Partnership with NRRA
Rostapshov said Mavrx was looking for a partner in the area, as it had picked up some big agricultural producer clients recently. In fact, Mavrx had a matter of days to find a partner in order to provide service to a big area client. So they found the airport website and contacted Demulling.
“It's been a great experience working with the team from Mavrx this summer,” Demulling said. “They are a group of highly motivated and brilliant individuals delivering a very high tech product to the end users in the area. I was impressed at their ability to make changes and adapt their equipment to fit their customers’ needs. Their attention to detail certainly demands my respect. I have the feeling these guys are on to something big.”

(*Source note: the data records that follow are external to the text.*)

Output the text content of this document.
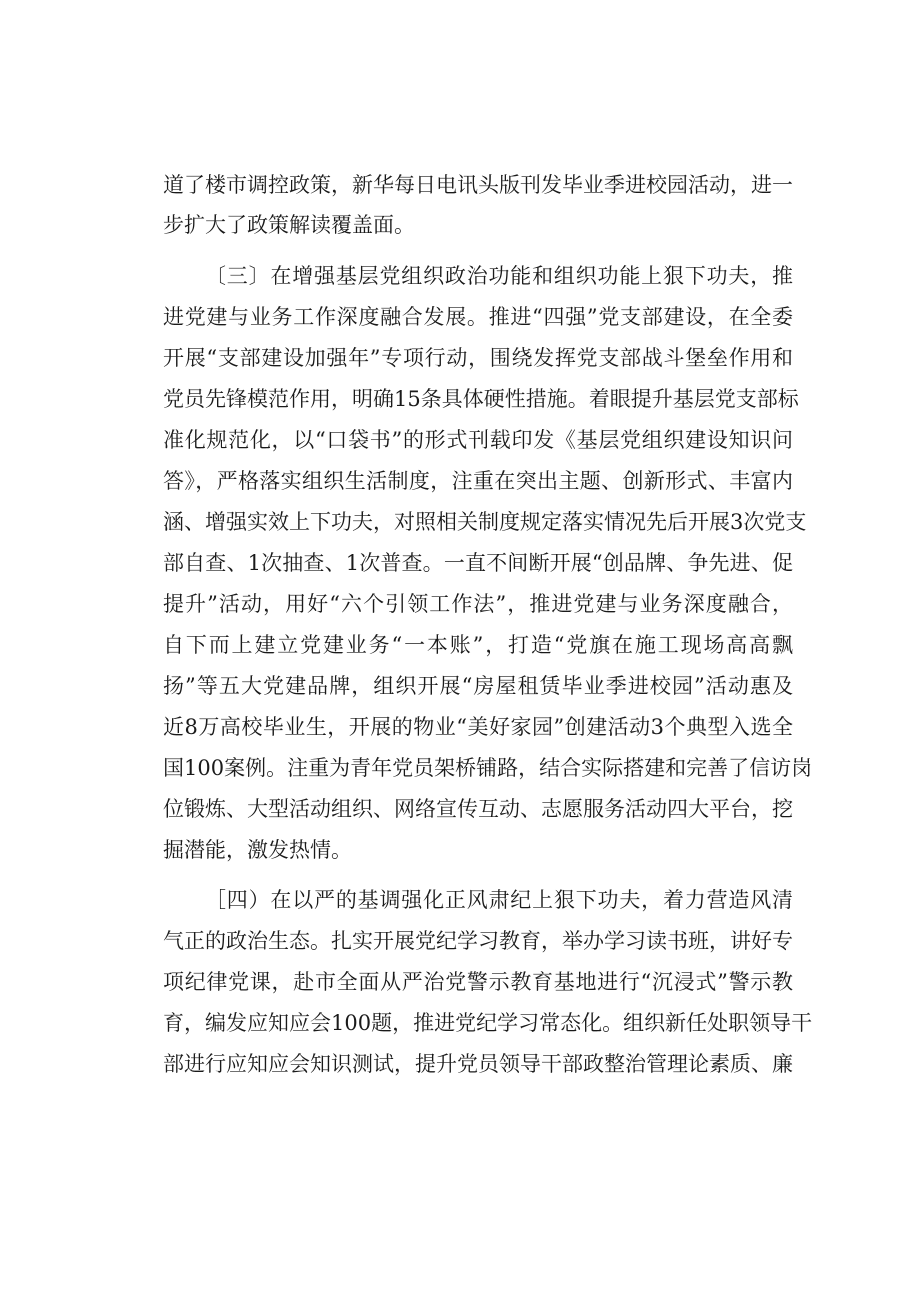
道了楼市调控政策，新华每日电讯头版刊发毕业季进校园活动，进一
步扩大了政策解读覆盖面。
〔三〕在增强基层党组织政治功能和组织功能上狠下功夫，推
进党建与业务工作深度融合发展。推进“四强”党支部建设，在全委
开展“支部建设加强年”专项行动，围绕发挥党支部战斗堡垒作用和
党员先锋模范作用，明确15条具体硬性措施。着眼提升基层党支部标
准化规范化，以“口袋书”的形式刊载印发《基层党组织建设知识问
答》，严格落实组织生活制度，注重在突出主题、创新形式、丰富内
涵、增强实效上下功夫，对照相关制度规定落实情况先后开展3次党支
部自查、1次抽查、1次普查。一直不间断开展“创品牌、争先进、促
提升”活动，用好“六个引领工作法”，推进党建与业务深度融合，
自下而上建立党建业务“一本账”，打造“党旗在施工现场高高飘
扬”等五大党建品牌，组织开展“房屋租赁毕业季进校园”活动惠及
近8万高校毕业生，开展的物业“美好家园”创建活动3个典型入选全
国100案例。注重为青年党员架桥铺路，结合实际搭建和完善了信访岗
位锻炼、大型活动组织、网络宣传互动、志愿服务活动四大平台，挖
掘潜能，激发热情。
［四）在以严的基调强化正风肃纪上狠下功夫，着力营造风清
气正的政治生态。扎实开展党纪学习教育，举办学习读书班，讲好专
项纪律党课，赴市全面从严治党警示教育基地进行“沉浸式”警示教
育，编发应知应会100题，推进党纪学习常态化。组织新任处职领导干
部进行应知应会知识测试，提升党员领导干部政整治管理论素质、廉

Rostapshov said Mavrx clients own about 10,000 acres in Wisconsin and some acreage in Minnesota. Locally, their imaging technology has been used to monitor corn, soybeans, snap peas, potatoes and wheat.
“I averaged one flight every eight to 10 days,” Demulling said. “The flight plans would take me to multiple fields in western Wisconsin and much of central and eastern Minnesota covering hundreds and hundreds of acres.”
When Demulling returns from a Mavrx flight, he takes the memory card out of the sensor pod strapped onto the wing and uploads the data onto Mavrx’s computer on site. The data is sent immediately to Mavrx in San Francisco.
“The beauty of cloud computing,” Rostapshov laughed. “We have a fast uplink here.”
How it works
A Mavrx sensor can operate as a handheld tool, fly on a plane or Unmanned Aerial Vehicle (UAV), or mount on a tractor or 4-wheeler for in-field plant health, fruit maturity mapping or land and resource analysis.
The sensors are outfitted with GPS orientation, lighting and weather sensors that work with WiFi. Here in New Richmond, the imaging sensor is placed in a metal pod secured to the aircraft’s wing.
Mavrx had its start building drones (quad copters), Rostapshov said. They needed to figure out what to do with the earth data they were collecting.
According to Rostapshov, Mavrx uses a nonvisible infrared spectrum, which was developed by the U.S. government in the 1970s.
“It was so expensive until recently,” Rostapshov said. “The cost of technology has dramatically decreased. Mom and pop farming operations haven’t been able to use it, until now. It was too expensive. Now we can just add them to existing imaging flight plans.”
Demulling follows a flight plan Mavrx sends him via the Internet. Since there are roughly 70,000 Cessna aircraft in use around the world, that’s another reason why this technology has become affordable, and partnering with locals like Demulling.
The nonvisible spectrums allow farmers to see if plants aren’t doing well, giving them an early warning before it’s too late.
Rostaphshov estimates corn and soybean fields average six to eight flyovers a year, while vineyards average 25.
“We tailor the service package to the crop,” Rostapshov said. “This season there was so much flooding. We helped measure out damage and exactly calculate damaged acreage.”
Another problem common this year has been aphids. Mavrx technology helps farms track the insect, see the damage caused and know when to spray.
The number of flights and times of the year depend on the crop or as needs arise.
“At the end of the day, we don’t care if someone is flying their own drone or if we’re flying with Mike,” Rostapshov said. “Mike’s made it easier to come out here less and less.”